Americas

  • United States
Neal Weinberg
Contributing writer, Foundry

American Megatrends

Opinion
May 22, 20032 mins
Data Center

* The Reviewmeister continues to look at open source NAS products

AMI’s StorTrends 2104, which runs on Linux, is particularly geared toward price-conscious buyers. While AMI achieved this goal, it did so at the expense of some important attributes, such as effective management, redundancy features and performance.

Installing the StorTrends 2104 is difficult. There’s no installation utility, and the Quick Start documentation was not particularly useful. The set-up console was menu-driven, but there was no guidance offered, including Help. To make matters more difficult, some software bugs impaired our  ability to deploy the box incident-free.

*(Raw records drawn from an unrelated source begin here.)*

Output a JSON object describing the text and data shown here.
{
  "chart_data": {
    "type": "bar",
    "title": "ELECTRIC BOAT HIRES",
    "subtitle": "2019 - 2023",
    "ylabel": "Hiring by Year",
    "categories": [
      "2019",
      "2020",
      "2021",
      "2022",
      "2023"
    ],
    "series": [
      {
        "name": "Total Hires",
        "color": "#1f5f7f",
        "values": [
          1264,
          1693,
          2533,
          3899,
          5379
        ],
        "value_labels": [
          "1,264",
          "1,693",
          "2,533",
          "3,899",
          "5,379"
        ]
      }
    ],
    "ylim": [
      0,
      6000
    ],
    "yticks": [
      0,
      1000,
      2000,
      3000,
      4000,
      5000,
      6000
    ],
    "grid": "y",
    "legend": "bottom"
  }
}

The configuration of the 1U appliance gives buyers some value for the dollar. Despite its low price, the StorTrends 2104 supports the most powerful processor of the Unix systems tested (Pentium 4/2.4 GHz), and the most system memory (up to 3G bytes). However, it is missing some important redundancy features, such as hot-swappable drives and redundant Ethernet interfaces. While it likely was done to keep down the cost, storage devices as a rule should give a little more consideration to disaster-proofing.

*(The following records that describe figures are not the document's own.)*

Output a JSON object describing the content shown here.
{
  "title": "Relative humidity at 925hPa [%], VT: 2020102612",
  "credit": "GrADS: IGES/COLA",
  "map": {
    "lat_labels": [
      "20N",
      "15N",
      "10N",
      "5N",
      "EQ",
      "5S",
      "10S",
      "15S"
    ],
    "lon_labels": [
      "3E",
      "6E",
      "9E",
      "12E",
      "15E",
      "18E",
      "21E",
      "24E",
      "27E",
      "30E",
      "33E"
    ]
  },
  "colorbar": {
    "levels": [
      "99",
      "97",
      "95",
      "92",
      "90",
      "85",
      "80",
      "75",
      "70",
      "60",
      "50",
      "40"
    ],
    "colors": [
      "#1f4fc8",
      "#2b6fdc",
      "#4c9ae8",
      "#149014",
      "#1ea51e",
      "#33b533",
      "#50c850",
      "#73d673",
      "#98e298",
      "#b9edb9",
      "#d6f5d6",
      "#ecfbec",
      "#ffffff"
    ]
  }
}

StorTrends 2104 offers a single power supply, a single fan and no network connection fail-over functionality. Moreover, there is no redundant or hot-swappable drive capability, and administrators are forced to reset the box after expanding a volume or adding a disk drive.

AMI’s browser-based management interface, SRM Express Management, is a clean, well-organized application that promises to be an effective tool. But like many aspects of the StorTrends 2104, it’s not quite there yet. SRM Express includes a network topology map, real-time utilization graphs and some robust reporting functionality.

However, there were two serious flaws. AMI’s logs cannot be sorted or filtered, and they’re difficult to understand. Second, AMI’s Snapshot implementation doesn’t allow automatic scheduling. Snapshot software, an important value-add for NAS products, makes instantaneous, point-in-time copies of the system’s file directory at configured intervals that can be used to retrieve corrupted or wrongfully deleted files.